Utah Senate Passes Bill to Force Write-in Candidates to Pay Filing Fee — No Comments

  1. In Bullock v Carter, the SCOTUS said “In so doing, the State understandably and properly seeks to prevent the clogging of its election machinery, avoid voter confusion, and assure that the winner is the choice of a majority, or at least a strong plurality, of those voting, without the expense and burden of runoff elections.”

    That says nothing about the size of the ballot paper, though of course the presence of write-in candidates and numerous on-ballot candidates were immediate contributors to the Florida 2000 debacle.

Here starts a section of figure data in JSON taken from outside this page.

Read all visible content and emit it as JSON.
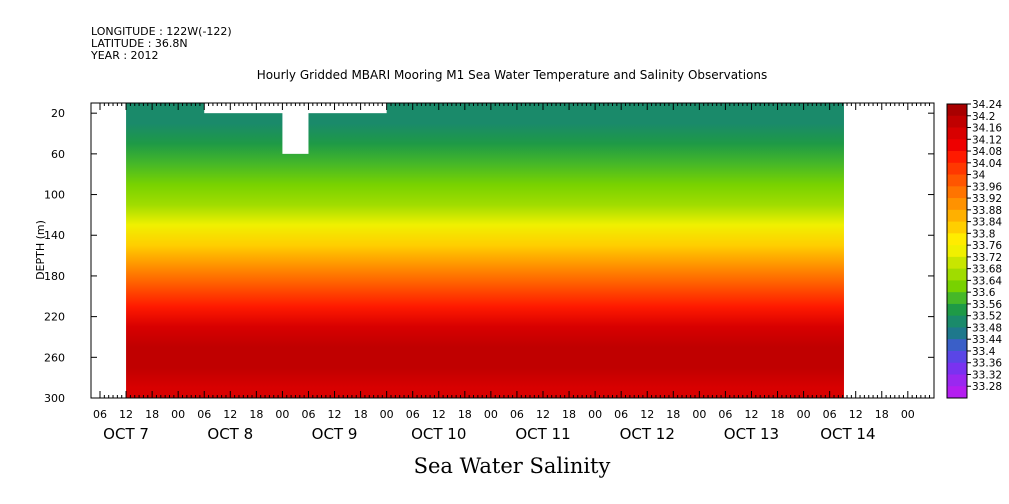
{
  "header": {
    "longitude": "LONGITUDE : 122W(-122)",
    "latitude": "LATITUDE : 36.8N",
    "year": "YEAR : 2012"
  },
  "chart_data": {
    "type": "heatmap",
    "title": "Hourly Gridded MBARI Mooring M1 Sea Water Temperature and Salinity Observations",
    "caption": "Sea Water Salinity",
    "ylabel": "DEPTH (m)",
    "xlabel": "",
    "y_ticks": [
      20,
      60,
      100,
      140,
      180,
      220,
      260,
      300
    ],
    "ylim": [
      300,
      10
    ],
    "x_hour_ticks": [
      "06",
      "12",
      "18",
      "00",
      "06",
      "12",
      "18",
      "00",
      "06",
      "12",
      "18",
      "00",
      "06",
      "12",
      "18",
      "00",
      "06",
      "12",
      "18",
      "00",
      "06",
      "12",
      "18",
      "00",
      "06",
      "12",
      "18",
      "00",
      "06",
      "12",
      "18",
      "00"
    ],
    "x_day_labels": [
      "OCT  7",
      "OCT  8",
      "OCT  9",
      "OCT 10",
      "OCT 11",
      "OCT 12",
      "OCT 13",
      "OCT 14"
    ],
    "colorbar_levels": [
      "34.24",
      "34.2",
      "34.16",
      "34.12",
      "34.08",
      "34.04",
      "34",
      "33.96",
      "33.92",
      "33.88",
      "33.84",
      "33.8",
      "33.76",
      "33.72",
      "33.68",
      "33.64",
      "33.6",
      "33.56",
      "33.52",
      "33.48",
      "33.44",
      "33.4",
      "33.36",
      "33.32",
      "33.28"
    ],
    "colorbar_colors": [
      "#a80000",
      "#c00000",
      "#d80000",
      "#ee0000",
      "#ff1a00",
      "#ff3800",
      "#ff5600",
      "#ff7400",
      "#ff9200",
      "#ffb000",
      "#ffce00",
      "#ffec00",
      "#f0f000",
      "#c8e600",
      "#a0dc00",
      "#78d200",
      "#46b828",
      "#1e9a46",
      "#1a8a6a",
      "#1e788c",
      "#3a5fc8",
      "#5a46e6",
      "#7a32f0",
      "#9a28f0",
      "#b41ef0"
    ],
    "salinity_profile": [
      {
        "depth": 10,
        "value": 33.48
      },
      {
        "depth": 30,
        "value": 33.5
      },
      {
        "depth": 50,
        "value": 33.54
      },
      {
        "depth": 70,
        "value": 33.58
      },
      {
        "depth": 90,
        "value": 33.62
      },
      {
        "depth": 110,
        "value": 33.66
      },
      {
        "depth": 130,
        "value": 33.72
      },
      {
        "depth": 150,
        "value": 33.8
      },
      {
        "depth": 170,
        "value": 33.88
      },
      {
        "depth": 190,
        "value": 33.98
      },
      {
        "depth": 210,
        "value": 34.06
      },
      {
        "depth": 230,
        "value": 34.12
      },
      {
        "depth": 250,
        "value": 34.16
      },
      {
        "depth": 270,
        "value": 34.16
      },
      {
        "depth": 290,
        "value": 34.14
      },
      {
        "depth": 300,
        "value": 34.13
      }
    ],
    "data_start": "OCT 7 12:00",
    "data_end": "OCT 14 06:00",
    "missing_data": [
      {
        "from": "OCT 8 06:00",
        "to": "OCT 10 00:00",
        "depth_from": 10,
        "depth_to": 20
      },
      {
        "from": "OCT 9 00:00",
        "to": "OCT 9 06:00",
        "depth_from": 10,
        "depth_to": 60
      }
    ]
  }
}
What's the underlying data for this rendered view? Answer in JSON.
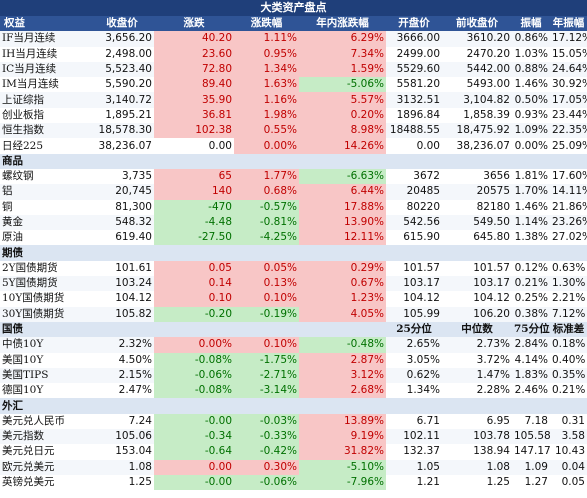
{
  "title": "大类资产盘点",
  "columns": [
    "权益",
    "收盘价",
    "涨跌",
    "涨跌幅",
    "年内涨跌幅",
    "开盘价",
    "前收盘价",
    "振幅",
    "年振幅"
  ],
  "sections": [
    {
      "name": "权益",
      "is_header": true,
      "rows": [
        {
          "name": "IF当月连续",
          "v": [
            "3,656.20",
            "40.20",
            "1.11%",
            "6.29%",
            "3666.00",
            "3610.20",
            "0.86%",
            "17.12%"
          ],
          "d": [
            "up",
            "up",
            "up"
          ]
        },
        {
          "name": "IH当月连续",
          "v": [
            "2,498.00",
            "23.60",
            "0.95%",
            "7.34%",
            "2499.00",
            "2470.20",
            "1.03%",
            "15.05%"
          ],
          "d": [
            "up",
            "up",
            "up"
          ]
        },
        {
          "name": "IC当月连续",
          "v": [
            "5,523.40",
            "72.80",
            "1.34%",
            "1.59%",
            "5529.60",
            "5442.00",
            "0.88%",
            "24.64%"
          ],
          "d": [
            "up",
            "up",
            "up"
          ]
        },
        {
          "name": "IM当月连续",
          "v": [
            "5,590.20",
            "89.40",
            "1.63%",
            "-5.06%",
            "5581.20",
            "5493.00",
            "1.46%",
            "30.92%"
          ],
          "d": [
            "up",
            "up",
            "down"
          ]
        },
        {
          "name": "上证综指",
          "v": [
            "3,140.72",
            "35.90",
            "1.16%",
            "5.57%",
            "3132.51",
            "3,104.82",
            "0.50%",
            "17.05%"
          ],
          "d": [
            "up",
            "up",
            "up"
          ]
        },
        {
          "name": "创业板指",
          "v": [
            "1,895.21",
            "36.81",
            "1.98%",
            "0.20%",
            "1896.84",
            "1,858.39",
            "0.93%",
            "23.44%"
          ],
          "d": [
            "up",
            "up",
            "up"
          ]
        },
        {
          "name": "恒生指数",
          "v": [
            "18,578.30",
            "102.38",
            "0.55%",
            "8.98%",
            "18488.55",
            "18,475.92",
            "1.09%",
            "22.35%"
          ],
          "d": [
            "up",
            "up",
            "up"
          ]
        },
        {
          "name": "日经225",
          "v": [
            "38,236.07",
            "0.00",
            "0.00%",
            "14.26%",
            "0.00",
            "38,236.07",
            "0.00%",
            "25.09%"
          ],
          "d": [
            "none",
            "flat",
            "up"
          ]
        }
      ]
    },
    {
      "name": "商品",
      "rows": [
        {
          "name": "螺纹钢",
          "v": [
            "3,735",
            "65",
            "1.77%",
            "-6.63%",
            "3672",
            "3656",
            "1.81%",
            "17.60%"
          ],
          "d": [
            "up",
            "up",
            "down"
          ]
        },
        {
          "name": "铝",
          "v": [
            "20,745",
            "140",
            "0.68%",
            "6.44%",
            "20485",
            "20575",
            "1.70%",
            "14.11%"
          ],
          "d": [
            "up",
            "up",
            "up"
          ]
        },
        {
          "name": "铜",
          "v": [
            "81,300",
            "-470",
            "-0.57%",
            "17.88%",
            "80220",
            "82180",
            "1.46%",
            "21.86%"
          ],
          "d": [
            "down",
            "down",
            "up"
          ]
        },
        {
          "name": "黄金",
          "v": [
            "548.32",
            "-4.48",
            "-0.81%",
            "13.90%",
            "542.56",
            "549.50",
            "1.14%",
            "23.26%"
          ],
          "d": [
            "down",
            "down",
            "up"
          ]
        },
        {
          "name": "原油",
          "v": [
            "619.40",
            "-27.50",
            "-4.25%",
            "12.11%",
            "615.90",
            "645.80",
            "1.38%",
            "27.02%"
          ],
          "d": [
            "down",
            "down",
            "up"
          ]
        }
      ]
    },
    {
      "name": "期债",
      "rows": [
        {
          "name": "2Y国债期货",
          "v": [
            "101.61",
            "0.05",
            "0.05%",
            "0.29%",
            "101.57",
            "101.57",
            "0.12%",
            "0.63%"
          ],
          "d": [
            "up",
            "up",
            "up"
          ]
        },
        {
          "name": "5Y国债期货",
          "v": [
            "103.24",
            "0.14",
            "0.13%",
            "0.67%",
            "103.17",
            "103.17",
            "0.21%",
            "1.30%"
          ],
          "d": [
            "up",
            "up",
            "up"
          ]
        },
        {
          "name": "10Y国债期货",
          "v": [
            "104.12",
            "0.10",
            "0.10%",
            "1.23%",
            "104.12",
            "104.12",
            "0.25%",
            "2.21%"
          ],
          "d": [
            "up",
            "up",
            "up"
          ]
        },
        {
          "name": "30Y国债期货",
          "v": [
            "105.82",
            "-0.20",
            "-0.19%",
            "4.05%",
            "105.99",
            "106.20",
            "0.38%",
            "7.12%"
          ],
          "d": [
            "down",
            "down",
            "up"
          ]
        }
      ]
    },
    {
      "name": "国债",
      "subheaders": [
        "25分位",
        "中位数",
        "75分位数",
        "标准差"
      ],
      "rows": [
        {
          "name": "中债10Y",
          "v": [
            "2.32%",
            "0.00%",
            "0.10%",
            "-0.48%",
            "2.65%",
            "2.73%",
            "2.84%",
            "0.18%"
          ],
          "d": [
            "flat",
            "up",
            "down"
          ]
        },
        {
          "name": "美国10Y",
          "v": [
            "4.50%",
            "-0.08%",
            "-1.75%",
            "2.87%",
            "3.05%",
            "3.72%",
            "4.14%",
            "0.40%"
          ],
          "d": [
            "down",
            "down",
            "up"
          ]
        },
        {
          "name": "美国TIPS",
          "v": [
            "2.15%",
            "-0.06%",
            "-2.71%",
            "3.12%",
            "0.62%",
            "1.47%",
            "1.83%",
            "0.35%"
          ],
          "d": [
            "down",
            "down",
            "up"
          ]
        },
        {
          "name": "德国10Y",
          "v": [
            "2.47%",
            "-0.08%",
            "-3.14%",
            "2.68%",
            "1.34%",
            "2.28%",
            "2.46%",
            "0.21%"
          ],
          "d": [
            "down",
            "down",
            "up"
          ]
        }
      ]
    },
    {
      "name": "外汇",
      "rows": [
        {
          "name": "美元兑人民币",
          "v": [
            "7.24",
            "-0.00",
            "-0.03%",
            "13.89%",
            "6.71",
            "6.95",
            "7.18",
            "0.31"
          ],
          "d": [
            "down",
            "down",
            "up"
          ]
        },
        {
          "name": "美元指数",
          "v": [
            "105.06",
            "-0.34",
            "-0.33%",
            "9.19%",
            "102.11",
            "103.78",
            "105.58",
            "3.58"
          ],
          "d": [
            "down",
            "down",
            "up"
          ]
        },
        {
          "name": "美元兑日元",
          "v": [
            "153.04",
            "-0.64",
            "-0.42%",
            "31.82%",
            "132.37",
            "138.94",
            "147.17",
            "10.43"
          ],
          "d": [
            "down",
            "down",
            "up"
          ]
        },
        {
          "name": "欧元兑美元",
          "v": [
            "1.08",
            "0.00",
            "0.30%",
            "-5.10%",
            "1.05",
            "1.08",
            "1.09",
            "0.04"
          ],
          "d": [
            "up",
            "up",
            "down"
          ]
        },
        {
          "name": "英镑兑美元",
          "v": [
            "1.25",
            "-0.00",
            "-0.06%",
            "-7.96%",
            "1.21",
            "1.25",
            "1.27",
            "0.05"
          ],
          "d": [
            "down",
            "down",
            "down"
          ]
        }
      ]
    }
  ],
  "colors": {
    "up_bg": "#f8c6c6",
    "down_bg": "#c6ecc6",
    "header_bg": "#2f5496"
  }
}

    The counting of write-in votes is as time consuming as counting on-ballot votes (clogging the election machinery), and each additional candidate reduces the likelihood of the winner receiving a majority or strong plurality.

    Texas, the state involved in Bullock v. Carter, does levy a filing fee for write-in candidates(with a petition alternative). Presumably this satisfies the problems with the size of the fee that was at issue in that case, and the lack of alternative filing mechanisms in other cases.

    In Lubin v. Panish, it was noted that California provided for a fee for write-in candidates. Two justices (Blackmun and Rehnquist) suggested that if write-in candidates were not assessed the fee, that would have been adequate. The decision of the court in a footnote disagreed since write-in access would likely be inadequate for a would-be candidate to contest the election.

    If on-ballot candidates and write-in candidates have an equal opportunity to be elected (eg if a candidate can convince a voter to vote for him; can the voter execute that vote properly and as easily, or mistakenly vote for some other candidate), what justification is there for charging on-ballot candidates a fee that write-in candidates are not?

    And if write-in candidates do no have an equal opportunity to be elected, what is the point of even permitting that option?